Negotiators have been meeting in Doha since September but have failed to make substantive progress with time running out before foreign troops’ full exit by Sept 11.

“Let’s... take important steps to continue the peace process, to prevent the killing of the people,” Abdullah Abdullah, head of the government’s High Council for National Reconciliation, said at the start of new high-level talks intended to last two days.

“Because we cannot pay the price for this in blood and we cannot escape responsibility for it,” Abdullah said.

UN agency says more than 270,000 people have been displaced inside the country since January

Mullah Abdul Ghani Baradar, the Taliban’s deputy leader and negotiator, regretted lack of progress. “But there should still be hope and the Taliban will make efforts for talks to have positive result,” he said.

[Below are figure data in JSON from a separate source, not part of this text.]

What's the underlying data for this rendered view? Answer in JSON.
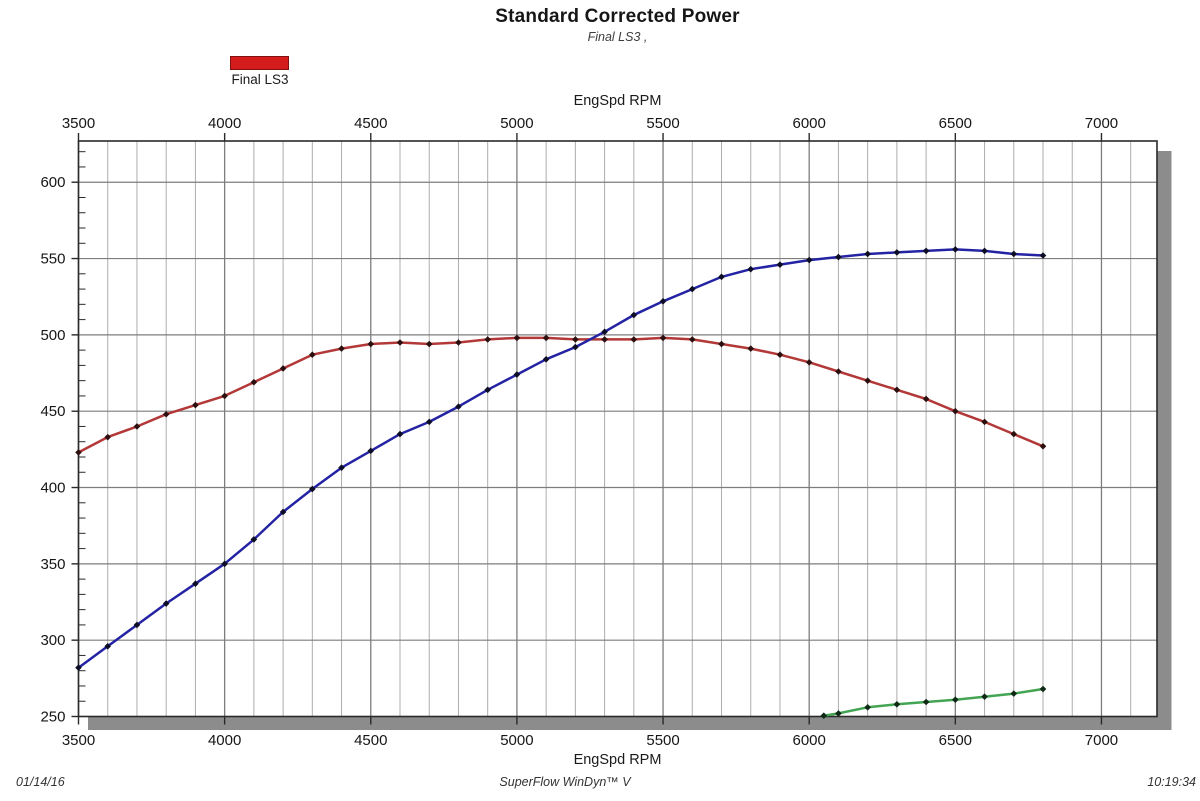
{
  "header": {
    "title": "Standard Corrected Power",
    "subtitle": "Final LS3 ,"
  },
  "legend": {
    "position": "top-left",
    "items": [
      {
        "label": "Final LS3",
        "color": "#d51c1c",
        "border_color": "#7e1010"
      }
    ]
  },
  "footer": {
    "date": "01/14/16",
    "app": "SuperFlow WinDyn™ V",
    "time": "10:19:34"
  },
  "chart_data": {
    "type": "line",
    "title": "Standard Corrected Power",
    "subtitle": "Final LS3 ,",
    "xlabel": "EngSpd RPM",
    "ylabel": "",
    "x_range": [
      3500,
      7190
    ],
    "y_range": [
      250,
      627
    ],
    "x_major_ticks": [
      3500,
      4000,
      4500,
      5000,
      5500,
      6000,
      6500,
      7000
    ],
    "x_minor_step": 100,
    "y_major_ticks": [
      250,
      300,
      350,
      400,
      450,
      500,
      550,
      600
    ],
    "y_minor_step": 10,
    "grid": true,
    "legend_position": "top-left",
    "colors": {
      "grid_minor": "#adadad",
      "grid_major": "#7d7d7d",
      "frame": "#2a2a2a",
      "shadow": "#8c8c8c"
    },
    "series": [
      {
        "name": "red",
        "legend_label": "Final LS3",
        "color": "#b33939",
        "marker_color": "#2e0f0f",
        "x": [
          3500,
          3600,
          3700,
          3800,
          3900,
          4000,
          4100,
          4200,
          4300,
          4400,
          4500,
          4600,
          4700,
          4800,
          4900,
          5000,
          5100,
          5200,
          5300,
          5400,
          5500,
          5600,
          5700,
          5800,
          5900,
          6000,
          6100,
          6200,
          6300,
          6400,
          6500,
          6600,
          6700,
          6800
        ],
        "values": [
          423,
          433,
          440,
          448,
          454,
          460,
          469,
          478,
          487,
          491,
          494,
          495,
          494,
          495,
          497,
          498,
          498,
          497,
          497,
          497,
          498,
          497,
          494,
          491,
          487,
          482,
          476,
          470,
          464,
          458,
          450,
          443,
          435,
          427
        ]
      },
      {
        "name": "blue",
        "legend_label": null,
        "color": "#2323a3",
        "marker_color": "#0d0d26",
        "x": [
          3500,
          3600,
          3700,
          3800,
          3900,
          4000,
          4100,
          4200,
          4300,
          4400,
          4500,
          4600,
          4700,
          4800,
          4900,
          5000,
          5100,
          5200,
          5300,
          5400,
          5500,
          5600,
          5700,
          5800,
          5900,
          6000,
          6100,
          6200,
          6300,
          6400,
          6500,
          6600,
          6700,
          6800
        ],
        "values": [
          282,
          296,
          310,
          324,
          337,
          350,
          366,
          384,
          399,
          413,
          424,
          435,
          443,
          453,
          464,
          474,
          484,
          492,
          502,
          513,
          522,
          530,
          538,
          543,
          546,
          549,
          551,
          553,
          554,
          555,
          556,
          555,
          553,
          552
        ]
      },
      {
        "name": "green",
        "legend_label": null,
        "color": "#43a553",
        "marker_color": "#0f2a14",
        "x": [
          6050,
          6100,
          6200,
          6300,
          6400,
          6500,
          6600,
          6700,
          6800
        ],
        "values": [
          250.5,
          252,
          256,
          258,
          259.5,
          261,
          263,
          265,
          268
        ]
      }
    ]
  }
}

For the talks several high-ranking Afghan officials had gathered in a luxury hotel after morning prayers. They were joined by negotiators from the Taliban’s political office in Doha.

Former president Hamid Karzai had also been due to travel to Doha but remained in Kabul, according to a source. US special envoy on Afghanistan Zalmay Khalilzad was present as the two sides began to meet, a correspondent said.

“The high-level delegation is here to talk to both sides, guide them and support the (government) negotiating team in terms of speeding up the talks and have progress,” said Najia Anwari, the spokeswoman for the Afghan government negotiating team in Doha.

DOHA: Afghanistan’s former chief executive Abdullah Abdullah attends a session of peace talks between the Afghan government and the Taliban on Saturday. (Right) Taliban leaders arrive for the meeting.—AFP
DOHA: Afghanistan’s former chief executive Abdullah Abdullah attends a session of peace talks between the Afghan government and the Taliban on Saturday. (Right) Taliban leaders arrive for the meeting.—AFP

“We expect that it (will) speed the talks and... in a short time, both sides will reach a result and we will witness a durable and dignified peace in Afghanistan,” she said.

The two sides were meeting behind closed doors after a brief interaction with the media.

“We are ready for dialogue, for talks and negotiations, and our priority is to solve the problems through dialogue,” Taliban spokesman Muhamad Naeem told the Al Jazeera broadcaster ahead of Saturday’s talks.

“The other side must have a true and sincere will to end the problems.”

Talks between the government and the Taliban side began with recitations from the holy Quran, Naeem tweeted.

“As we pursue our greater goals, we have to go beyond the details,” Baradar said in his opening remarks.

For his part, Abdullah said: “We must denounce forcing our views upon each other and the people through un-peaceful means.”

Fighting continues

In the latest impact of the fighting in Afghanistan, around 12,000 families in northern Takhar province have had to flee their homes, local officials said.

Many gathered at a school in the provincial capital with few supplies. “We were not helped or even given a carpet. Not even a dog can live here,” Mohammad Amin, one of those who had fled, said.

In southern Kandahar province heavy fighting has taken place and the Taliban earlier this week seized Spin Boldak, an area on the border with Pakistan, though the Afghan government said on Friday it had regained control of the border crossing.

More than 2,000 people were displaced in Kandahar this month, according to the United Nations’ humanitarian agency, and Kandahar’s provincial governor on Friday evening declared a curfew in Kandahar city at night due to the fighting.

The UN refugee agency estimates 270,000 Afghans have been displaced inside the country since January, bringing the number of people forced from their homes to more than 3.5 million.